"Roda kesenangan dan kesedihan memang terus berputar. Tapi yang terpenting adalah, siapa yang bisa bertahan hingga akhir putaran."
*****
"Ka, gue gak ngerti lagi sama lo. Gue tau gue salah, gue tau, Ka. Tapi itu juga bukan kemauan gue! Lo gak tau apa-apa Ka! Lo gak ngerti apa yang gue rasain!"
Aska tetap diam di tempat. Telinga miliknya terus menerima semua ucapan yang terlontar dari mulut Viola.
Di sini, di salah-satu taman sekolah yang cukup sunyi, hanya ada mereka berdua. Setelah Viola mengirimkan pesan singkat kepada Aska, bahwa dirinya ingin bertemu, barulah cowok itu setuju. Padahal, entah sudah berapa kali cewek dihadapannya itu melakukan spam pada WhatsApp-nya, namun ia hiraukan, bahkan sempat diblokir.
Viola hanya melempar senyuman miris ketika melihat Aska tidak merubah raut wajahnya sedikitpun.
"Udah ngocehnya?" hanya itu tanggapan yang keluar dari mulut Aska.
"Ka ...,"
"Lo buang-buang waktu gue buat omong kosong ini."
"Tapi, Ka, gue-"
"Cukup. Gue muak sama drama sok bersalah lo itu." Aska melirik tajam tepat pada iris mata Viola. Raut wajahnya seakan meminta cewek itu untuk segera enyah dari hadapannya.

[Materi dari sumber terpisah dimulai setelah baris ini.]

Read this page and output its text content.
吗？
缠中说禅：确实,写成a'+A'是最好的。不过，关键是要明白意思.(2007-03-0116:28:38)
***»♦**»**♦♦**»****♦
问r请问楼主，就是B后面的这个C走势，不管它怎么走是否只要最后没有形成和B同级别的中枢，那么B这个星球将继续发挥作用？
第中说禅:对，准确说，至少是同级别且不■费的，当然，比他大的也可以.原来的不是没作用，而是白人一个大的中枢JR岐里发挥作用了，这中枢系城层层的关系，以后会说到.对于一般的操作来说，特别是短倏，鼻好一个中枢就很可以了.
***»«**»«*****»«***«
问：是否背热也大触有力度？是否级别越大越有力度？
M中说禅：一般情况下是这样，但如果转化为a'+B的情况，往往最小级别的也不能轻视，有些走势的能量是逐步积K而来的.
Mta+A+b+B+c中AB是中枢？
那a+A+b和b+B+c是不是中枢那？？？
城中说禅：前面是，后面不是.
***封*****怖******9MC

"Gue ..., benci liat lo." Ungkap Aska pelan lalu membalikkan badannya, hendak pergi. Namun, suara lirih dari Viola membuatnya tertegun hingga tidak mampu bergerak.
"Oke ..., kalau emang itu jadinya. Gapapa, tapi sekali lagi gue bilang sama lo, Aska. Gue ..., minta maaf." Cewek itu tersenyum diakhir kalimatnya, walau Aska tidak melihat itu sama sekali.
Viola berbalik, mempercepat langkahnya dengan satu lengan yang menghapus cairan yang menetes begitu saja dari matanya.
Tepat saat itu juga, Aska membalikkan badannya. Dan yang dapat dia lihat, hanya punggung cewek itu, yang semakin lama semakin mengecil, hingga menghilang ditelan jarak.
Entah kenapa, hatinya terasa tidak tenang ketika melihat itu. Seolah-olah, dirinya akan ditinggalkan jauh oleh cewek itu.
"Sorry, Vi. Tunggu sebentar lagi, ya?"
-o0o-
"Mang! Kayak biasa ya, tujuh porsi." Ucap Yusuf pada tukang bakso baru di sekolahnya. Yang lama? Udah pensiun, lagi sibuk ternak duit katanya.
"Oke, sip!" balas tukang bakso itu membuat tanda 'ok' dengan jarinya.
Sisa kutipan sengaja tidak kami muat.